There are two mechanisms that could explain a difference in accumulation of proteins in the cell, considering only the coding sequence of a gene: either a difference in the translation rate or a difference in the protein’s half-life. The high sequence homology and the same CAI (codon adaptation index) value (0.7) for both proteins makes the first possibility unlikely, so the second alternative was explored in more detail.

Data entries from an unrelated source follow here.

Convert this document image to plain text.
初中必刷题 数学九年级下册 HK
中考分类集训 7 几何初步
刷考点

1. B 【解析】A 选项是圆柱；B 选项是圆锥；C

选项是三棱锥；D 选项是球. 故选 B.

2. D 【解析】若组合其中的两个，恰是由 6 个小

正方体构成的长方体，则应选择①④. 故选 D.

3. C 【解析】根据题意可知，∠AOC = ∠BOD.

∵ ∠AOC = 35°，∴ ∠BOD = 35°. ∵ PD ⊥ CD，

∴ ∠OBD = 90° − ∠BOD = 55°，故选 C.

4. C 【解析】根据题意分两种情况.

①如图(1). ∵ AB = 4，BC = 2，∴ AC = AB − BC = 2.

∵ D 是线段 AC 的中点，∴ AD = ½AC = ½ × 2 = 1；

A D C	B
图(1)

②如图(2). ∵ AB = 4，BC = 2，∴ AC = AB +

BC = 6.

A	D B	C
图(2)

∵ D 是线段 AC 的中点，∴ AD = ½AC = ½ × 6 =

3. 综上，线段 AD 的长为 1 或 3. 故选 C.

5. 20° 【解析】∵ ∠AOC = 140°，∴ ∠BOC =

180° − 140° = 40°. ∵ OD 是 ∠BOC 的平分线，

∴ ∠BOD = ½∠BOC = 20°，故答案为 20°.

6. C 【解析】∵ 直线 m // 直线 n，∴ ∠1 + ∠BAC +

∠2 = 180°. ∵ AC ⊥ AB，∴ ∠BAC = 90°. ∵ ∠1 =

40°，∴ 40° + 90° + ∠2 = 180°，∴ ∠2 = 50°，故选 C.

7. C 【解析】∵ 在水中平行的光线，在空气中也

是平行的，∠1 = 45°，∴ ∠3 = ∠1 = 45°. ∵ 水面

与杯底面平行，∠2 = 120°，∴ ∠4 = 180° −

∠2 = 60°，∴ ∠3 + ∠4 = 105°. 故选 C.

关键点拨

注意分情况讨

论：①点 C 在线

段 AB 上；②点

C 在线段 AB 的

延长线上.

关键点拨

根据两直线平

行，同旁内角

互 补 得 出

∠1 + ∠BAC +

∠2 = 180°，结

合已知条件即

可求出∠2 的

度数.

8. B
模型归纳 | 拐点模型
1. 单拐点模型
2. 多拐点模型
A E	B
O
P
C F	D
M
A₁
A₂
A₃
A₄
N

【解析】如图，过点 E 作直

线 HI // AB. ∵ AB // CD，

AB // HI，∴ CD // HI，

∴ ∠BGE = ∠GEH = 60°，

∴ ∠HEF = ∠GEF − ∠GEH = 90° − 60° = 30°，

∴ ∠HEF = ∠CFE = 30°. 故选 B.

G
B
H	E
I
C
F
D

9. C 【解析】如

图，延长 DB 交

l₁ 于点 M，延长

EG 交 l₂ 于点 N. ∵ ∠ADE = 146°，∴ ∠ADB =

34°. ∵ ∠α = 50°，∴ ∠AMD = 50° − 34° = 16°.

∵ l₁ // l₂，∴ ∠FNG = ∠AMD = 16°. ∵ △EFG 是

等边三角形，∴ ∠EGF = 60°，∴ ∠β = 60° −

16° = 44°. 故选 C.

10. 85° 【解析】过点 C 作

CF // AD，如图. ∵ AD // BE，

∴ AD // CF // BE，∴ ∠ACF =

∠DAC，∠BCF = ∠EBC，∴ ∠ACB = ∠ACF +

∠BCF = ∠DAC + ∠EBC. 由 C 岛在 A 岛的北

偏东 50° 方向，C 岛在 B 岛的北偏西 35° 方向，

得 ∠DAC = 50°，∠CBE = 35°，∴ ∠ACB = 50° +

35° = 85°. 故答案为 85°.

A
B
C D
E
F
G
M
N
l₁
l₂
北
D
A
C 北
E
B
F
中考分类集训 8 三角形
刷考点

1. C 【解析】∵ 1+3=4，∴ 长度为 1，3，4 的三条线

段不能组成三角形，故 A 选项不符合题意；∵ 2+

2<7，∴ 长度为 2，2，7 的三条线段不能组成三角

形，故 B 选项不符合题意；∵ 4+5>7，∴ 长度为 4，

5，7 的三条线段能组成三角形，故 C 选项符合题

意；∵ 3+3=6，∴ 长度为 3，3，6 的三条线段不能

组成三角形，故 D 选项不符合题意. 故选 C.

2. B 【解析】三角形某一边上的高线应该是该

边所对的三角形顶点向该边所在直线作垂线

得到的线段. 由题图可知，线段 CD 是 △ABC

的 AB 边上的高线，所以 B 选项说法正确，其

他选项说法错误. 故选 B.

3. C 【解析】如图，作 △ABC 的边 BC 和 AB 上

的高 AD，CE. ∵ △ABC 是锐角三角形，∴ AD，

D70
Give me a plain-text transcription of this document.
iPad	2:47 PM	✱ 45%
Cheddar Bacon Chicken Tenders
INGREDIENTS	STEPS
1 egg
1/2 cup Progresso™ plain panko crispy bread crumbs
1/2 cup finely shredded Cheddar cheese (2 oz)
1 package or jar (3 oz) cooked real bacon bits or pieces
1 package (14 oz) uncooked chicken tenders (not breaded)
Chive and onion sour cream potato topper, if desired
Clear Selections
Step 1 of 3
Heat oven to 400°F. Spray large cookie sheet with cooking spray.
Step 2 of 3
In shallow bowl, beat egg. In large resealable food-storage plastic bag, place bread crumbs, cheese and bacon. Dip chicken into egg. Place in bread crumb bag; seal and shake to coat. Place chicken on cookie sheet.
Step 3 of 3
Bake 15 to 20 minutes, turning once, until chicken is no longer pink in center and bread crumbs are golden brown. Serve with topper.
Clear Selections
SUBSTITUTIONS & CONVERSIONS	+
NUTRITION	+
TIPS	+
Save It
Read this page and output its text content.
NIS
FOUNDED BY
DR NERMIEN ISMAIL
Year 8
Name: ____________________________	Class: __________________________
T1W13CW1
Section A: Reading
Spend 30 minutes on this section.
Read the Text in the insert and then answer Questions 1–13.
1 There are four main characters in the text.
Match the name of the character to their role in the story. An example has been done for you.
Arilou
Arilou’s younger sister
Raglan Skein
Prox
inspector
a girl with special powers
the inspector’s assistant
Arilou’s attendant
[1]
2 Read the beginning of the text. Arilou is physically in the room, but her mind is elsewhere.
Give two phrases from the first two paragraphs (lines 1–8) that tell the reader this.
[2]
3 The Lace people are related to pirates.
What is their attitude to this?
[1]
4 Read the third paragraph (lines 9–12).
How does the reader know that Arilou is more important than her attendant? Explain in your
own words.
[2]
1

Estimation of the half-lives of P1β and P2β

The half-lives of proteins P1β and P2β were estimated by pulse–chase experiments. Saccharomyces cerevisiae D45/RPP1B, which overexpresses P1β protein, was obtained by transforming S.cerevisiae D45 with a multicopy plasmid carrying the RPP1B gene (YEp13/RPP1B); it was used to favour the detection of the protein. D45/RPP1B and D67 cells were pulse-labelled with [35S]Met–Cys as indicated in Materials and methods. Protein P1β was detected at time zero, but the amount was halved <15 min after the chase and there was practically no P1β after 2 h (Figure 3). For P2β, although a similar decay was observed in the first minutes, 5 h after the chase >50% of the original amount of P2β was still present in S.cerevisiae D67. These results indicate that P1β is highly unstable and is rapidly degraded when it is not bound to the ribosome. P2β is more stable and can accumulate free in the cytoplasm for a long period of time.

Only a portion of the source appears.